With a higher gross profit margin coming from retail sales you can now afford to provide employees with sales commissions ranging in the 20+% levels—a truly meaningful compensation for anyone taking your retail program seriously.
4. Routinely promote sales participation through contests and performance recognition programs. The best way to discover what will really inspire your employees to engage in a contest is to ask them. I learned that a $150.00 gift certificate toward new shoes at Nordstrom was far more productive than a$200.00 hotel and dinner prize offered in an earlier contest. What turns you on may earn a yawn from someone else.

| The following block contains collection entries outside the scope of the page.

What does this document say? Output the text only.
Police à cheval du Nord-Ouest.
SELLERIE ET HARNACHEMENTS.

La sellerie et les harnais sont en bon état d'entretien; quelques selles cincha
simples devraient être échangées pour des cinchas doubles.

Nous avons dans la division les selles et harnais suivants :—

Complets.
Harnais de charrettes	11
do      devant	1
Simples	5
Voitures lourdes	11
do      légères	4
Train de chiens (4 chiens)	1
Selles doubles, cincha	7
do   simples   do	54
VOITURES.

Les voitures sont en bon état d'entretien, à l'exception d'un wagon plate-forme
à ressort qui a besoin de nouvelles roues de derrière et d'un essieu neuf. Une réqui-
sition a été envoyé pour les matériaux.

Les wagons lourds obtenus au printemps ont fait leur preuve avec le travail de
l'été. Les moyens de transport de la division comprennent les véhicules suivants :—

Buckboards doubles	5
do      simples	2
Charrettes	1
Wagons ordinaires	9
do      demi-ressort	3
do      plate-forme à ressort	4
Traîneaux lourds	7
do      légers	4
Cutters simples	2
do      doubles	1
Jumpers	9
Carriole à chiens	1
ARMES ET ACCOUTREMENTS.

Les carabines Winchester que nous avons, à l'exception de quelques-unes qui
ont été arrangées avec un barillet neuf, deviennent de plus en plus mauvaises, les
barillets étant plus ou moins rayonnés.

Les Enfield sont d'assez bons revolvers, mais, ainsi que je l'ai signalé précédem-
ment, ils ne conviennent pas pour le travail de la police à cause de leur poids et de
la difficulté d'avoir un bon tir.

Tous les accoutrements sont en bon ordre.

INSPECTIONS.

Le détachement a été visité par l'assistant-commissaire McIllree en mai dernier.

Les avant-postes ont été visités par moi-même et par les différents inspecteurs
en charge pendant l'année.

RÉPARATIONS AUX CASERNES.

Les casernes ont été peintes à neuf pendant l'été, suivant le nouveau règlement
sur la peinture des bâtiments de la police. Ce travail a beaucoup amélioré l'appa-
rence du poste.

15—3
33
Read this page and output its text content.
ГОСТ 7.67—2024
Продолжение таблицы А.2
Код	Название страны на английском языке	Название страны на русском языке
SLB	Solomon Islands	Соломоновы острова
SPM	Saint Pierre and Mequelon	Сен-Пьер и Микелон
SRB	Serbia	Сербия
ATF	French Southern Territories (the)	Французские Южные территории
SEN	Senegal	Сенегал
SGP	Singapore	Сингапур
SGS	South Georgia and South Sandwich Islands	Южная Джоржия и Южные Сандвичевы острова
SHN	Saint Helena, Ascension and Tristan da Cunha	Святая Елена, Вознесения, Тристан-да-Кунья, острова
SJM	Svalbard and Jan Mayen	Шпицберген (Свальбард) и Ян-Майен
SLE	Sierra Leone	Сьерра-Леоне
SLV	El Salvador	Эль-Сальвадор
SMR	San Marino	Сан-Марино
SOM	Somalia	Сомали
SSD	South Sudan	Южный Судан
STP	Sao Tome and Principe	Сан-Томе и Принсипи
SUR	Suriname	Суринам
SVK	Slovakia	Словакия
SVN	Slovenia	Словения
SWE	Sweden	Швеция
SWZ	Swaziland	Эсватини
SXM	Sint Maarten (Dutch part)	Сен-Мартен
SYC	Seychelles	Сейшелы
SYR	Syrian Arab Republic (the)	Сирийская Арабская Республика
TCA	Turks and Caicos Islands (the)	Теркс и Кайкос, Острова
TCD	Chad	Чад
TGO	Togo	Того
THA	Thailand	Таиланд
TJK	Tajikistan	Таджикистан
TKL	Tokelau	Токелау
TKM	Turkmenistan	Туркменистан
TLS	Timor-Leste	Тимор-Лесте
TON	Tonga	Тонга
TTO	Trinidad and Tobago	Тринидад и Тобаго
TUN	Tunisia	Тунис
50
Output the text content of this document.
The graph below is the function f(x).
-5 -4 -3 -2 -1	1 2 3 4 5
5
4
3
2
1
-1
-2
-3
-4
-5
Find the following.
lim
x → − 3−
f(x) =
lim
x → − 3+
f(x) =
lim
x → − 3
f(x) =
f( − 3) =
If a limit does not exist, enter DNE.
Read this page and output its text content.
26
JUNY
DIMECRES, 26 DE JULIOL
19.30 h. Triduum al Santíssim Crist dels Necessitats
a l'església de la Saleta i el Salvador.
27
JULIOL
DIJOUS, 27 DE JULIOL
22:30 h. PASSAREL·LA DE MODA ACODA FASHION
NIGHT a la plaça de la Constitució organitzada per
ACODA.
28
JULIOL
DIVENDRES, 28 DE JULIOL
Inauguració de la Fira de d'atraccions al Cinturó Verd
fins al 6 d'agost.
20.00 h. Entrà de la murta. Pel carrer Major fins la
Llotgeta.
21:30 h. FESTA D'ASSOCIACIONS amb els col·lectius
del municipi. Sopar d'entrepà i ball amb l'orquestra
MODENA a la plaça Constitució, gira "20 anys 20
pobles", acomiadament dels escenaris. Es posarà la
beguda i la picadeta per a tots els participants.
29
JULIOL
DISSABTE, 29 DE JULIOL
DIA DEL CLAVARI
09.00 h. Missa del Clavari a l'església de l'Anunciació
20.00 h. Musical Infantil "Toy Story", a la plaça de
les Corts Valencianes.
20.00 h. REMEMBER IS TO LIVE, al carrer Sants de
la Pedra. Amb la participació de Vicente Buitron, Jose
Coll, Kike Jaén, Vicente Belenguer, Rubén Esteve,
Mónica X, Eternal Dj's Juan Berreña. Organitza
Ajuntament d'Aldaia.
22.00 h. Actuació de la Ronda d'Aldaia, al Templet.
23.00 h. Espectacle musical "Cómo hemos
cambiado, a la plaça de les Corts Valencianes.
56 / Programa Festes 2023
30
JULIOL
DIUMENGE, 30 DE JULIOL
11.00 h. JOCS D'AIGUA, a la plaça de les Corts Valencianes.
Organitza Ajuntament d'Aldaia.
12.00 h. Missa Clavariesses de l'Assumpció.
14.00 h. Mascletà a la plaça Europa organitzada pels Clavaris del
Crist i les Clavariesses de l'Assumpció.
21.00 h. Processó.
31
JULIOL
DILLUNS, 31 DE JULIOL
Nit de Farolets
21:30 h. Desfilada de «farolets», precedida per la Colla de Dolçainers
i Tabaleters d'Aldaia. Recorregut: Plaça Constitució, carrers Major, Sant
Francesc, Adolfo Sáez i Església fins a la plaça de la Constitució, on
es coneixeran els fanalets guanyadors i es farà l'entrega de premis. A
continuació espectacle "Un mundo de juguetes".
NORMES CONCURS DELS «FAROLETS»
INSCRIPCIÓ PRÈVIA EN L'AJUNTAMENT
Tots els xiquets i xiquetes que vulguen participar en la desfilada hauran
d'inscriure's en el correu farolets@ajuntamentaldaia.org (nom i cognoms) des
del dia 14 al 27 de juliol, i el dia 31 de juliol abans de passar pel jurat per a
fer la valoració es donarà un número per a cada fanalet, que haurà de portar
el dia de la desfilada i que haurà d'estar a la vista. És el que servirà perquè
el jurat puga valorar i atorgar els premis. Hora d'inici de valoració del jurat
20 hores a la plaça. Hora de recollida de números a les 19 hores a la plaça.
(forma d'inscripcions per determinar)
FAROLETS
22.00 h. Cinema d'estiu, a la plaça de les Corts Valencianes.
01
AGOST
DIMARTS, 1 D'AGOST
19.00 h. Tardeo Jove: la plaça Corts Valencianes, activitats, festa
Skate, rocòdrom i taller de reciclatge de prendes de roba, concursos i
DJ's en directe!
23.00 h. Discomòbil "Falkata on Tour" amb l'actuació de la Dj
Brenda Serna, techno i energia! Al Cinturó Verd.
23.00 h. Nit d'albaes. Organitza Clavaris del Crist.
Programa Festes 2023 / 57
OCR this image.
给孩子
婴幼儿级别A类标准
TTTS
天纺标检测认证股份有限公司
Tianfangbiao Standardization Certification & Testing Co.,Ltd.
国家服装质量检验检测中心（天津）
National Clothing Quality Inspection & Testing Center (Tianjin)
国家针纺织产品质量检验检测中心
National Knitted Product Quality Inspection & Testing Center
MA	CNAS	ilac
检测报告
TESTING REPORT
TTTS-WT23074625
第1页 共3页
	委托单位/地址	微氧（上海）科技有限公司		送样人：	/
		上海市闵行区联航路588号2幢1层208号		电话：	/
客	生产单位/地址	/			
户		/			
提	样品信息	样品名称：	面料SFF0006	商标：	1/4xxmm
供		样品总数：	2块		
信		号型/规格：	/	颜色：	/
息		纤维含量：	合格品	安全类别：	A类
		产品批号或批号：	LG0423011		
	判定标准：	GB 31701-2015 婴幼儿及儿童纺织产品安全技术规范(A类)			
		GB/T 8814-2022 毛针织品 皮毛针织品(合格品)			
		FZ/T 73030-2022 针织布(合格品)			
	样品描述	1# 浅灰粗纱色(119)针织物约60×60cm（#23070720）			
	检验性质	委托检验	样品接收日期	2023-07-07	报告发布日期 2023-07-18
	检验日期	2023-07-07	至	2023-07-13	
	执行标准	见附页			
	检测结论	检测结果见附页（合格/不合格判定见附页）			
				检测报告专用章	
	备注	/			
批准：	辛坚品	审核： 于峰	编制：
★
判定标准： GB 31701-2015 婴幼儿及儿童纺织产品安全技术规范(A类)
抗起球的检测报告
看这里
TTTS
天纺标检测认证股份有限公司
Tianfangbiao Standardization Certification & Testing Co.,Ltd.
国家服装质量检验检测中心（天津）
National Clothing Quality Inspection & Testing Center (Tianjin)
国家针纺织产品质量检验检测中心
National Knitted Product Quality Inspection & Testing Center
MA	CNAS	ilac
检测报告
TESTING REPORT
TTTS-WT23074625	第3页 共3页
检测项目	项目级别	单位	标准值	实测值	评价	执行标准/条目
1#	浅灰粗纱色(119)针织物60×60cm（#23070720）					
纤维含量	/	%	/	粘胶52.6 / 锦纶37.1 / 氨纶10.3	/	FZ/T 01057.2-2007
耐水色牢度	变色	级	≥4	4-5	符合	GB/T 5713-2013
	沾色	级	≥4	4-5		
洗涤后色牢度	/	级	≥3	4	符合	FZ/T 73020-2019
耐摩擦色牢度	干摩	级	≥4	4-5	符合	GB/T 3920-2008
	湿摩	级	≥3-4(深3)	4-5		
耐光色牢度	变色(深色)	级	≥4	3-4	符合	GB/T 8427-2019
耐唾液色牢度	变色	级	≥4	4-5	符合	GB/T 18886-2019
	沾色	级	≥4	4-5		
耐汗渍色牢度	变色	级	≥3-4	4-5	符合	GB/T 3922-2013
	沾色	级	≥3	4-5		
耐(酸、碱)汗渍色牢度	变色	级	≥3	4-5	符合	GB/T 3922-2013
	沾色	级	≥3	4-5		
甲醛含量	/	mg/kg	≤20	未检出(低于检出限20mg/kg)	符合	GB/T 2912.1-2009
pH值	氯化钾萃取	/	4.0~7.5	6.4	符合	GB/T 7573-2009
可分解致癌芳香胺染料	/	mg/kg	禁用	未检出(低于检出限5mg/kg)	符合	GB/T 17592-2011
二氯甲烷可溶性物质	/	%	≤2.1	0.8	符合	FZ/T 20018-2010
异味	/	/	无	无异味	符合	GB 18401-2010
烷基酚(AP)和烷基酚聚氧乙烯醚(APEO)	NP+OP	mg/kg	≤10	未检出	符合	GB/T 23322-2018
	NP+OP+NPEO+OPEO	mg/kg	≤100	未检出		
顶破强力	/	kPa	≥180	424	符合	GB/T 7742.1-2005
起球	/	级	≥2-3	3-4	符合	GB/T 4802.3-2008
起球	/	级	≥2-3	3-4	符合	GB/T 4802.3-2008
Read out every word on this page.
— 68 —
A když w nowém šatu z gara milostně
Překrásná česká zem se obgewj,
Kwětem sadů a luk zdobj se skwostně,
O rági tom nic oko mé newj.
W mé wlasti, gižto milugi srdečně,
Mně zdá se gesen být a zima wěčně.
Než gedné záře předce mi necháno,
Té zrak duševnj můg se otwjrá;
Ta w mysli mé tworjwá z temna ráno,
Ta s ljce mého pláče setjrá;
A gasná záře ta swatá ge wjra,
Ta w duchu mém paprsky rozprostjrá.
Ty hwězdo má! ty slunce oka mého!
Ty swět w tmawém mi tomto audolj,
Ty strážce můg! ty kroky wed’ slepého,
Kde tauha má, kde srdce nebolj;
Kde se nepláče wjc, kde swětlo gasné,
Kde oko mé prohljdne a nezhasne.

Ask for suggestions at a staff meeting and go with the prize that generates the most enthusiasm. Set a minimum sales number for qualifying in the contest—you don’t want to give the prize to an employee who sold one item while no one else sold anything. We want to reward performance, not accidental sales, and we should expect to profit from the increased volume.
Be patient with the learning curve of your employees who must adapt to new techniques and standards. Some will leap from the starting gate while others defiantly stand still. Generously praise your star performers in the presence of other staff members without indicating disappointment in those whose sales weak. Everyone deserves time and support to work on improving retail sales skills. But don’t wait forever for those who refuse to include retail in their list of professional responsibilities. They may have a devoted client following and a wonderful personality but ultimately the sales-stubborn will cost you money and telegraph to others on your staff that your company policies are soft.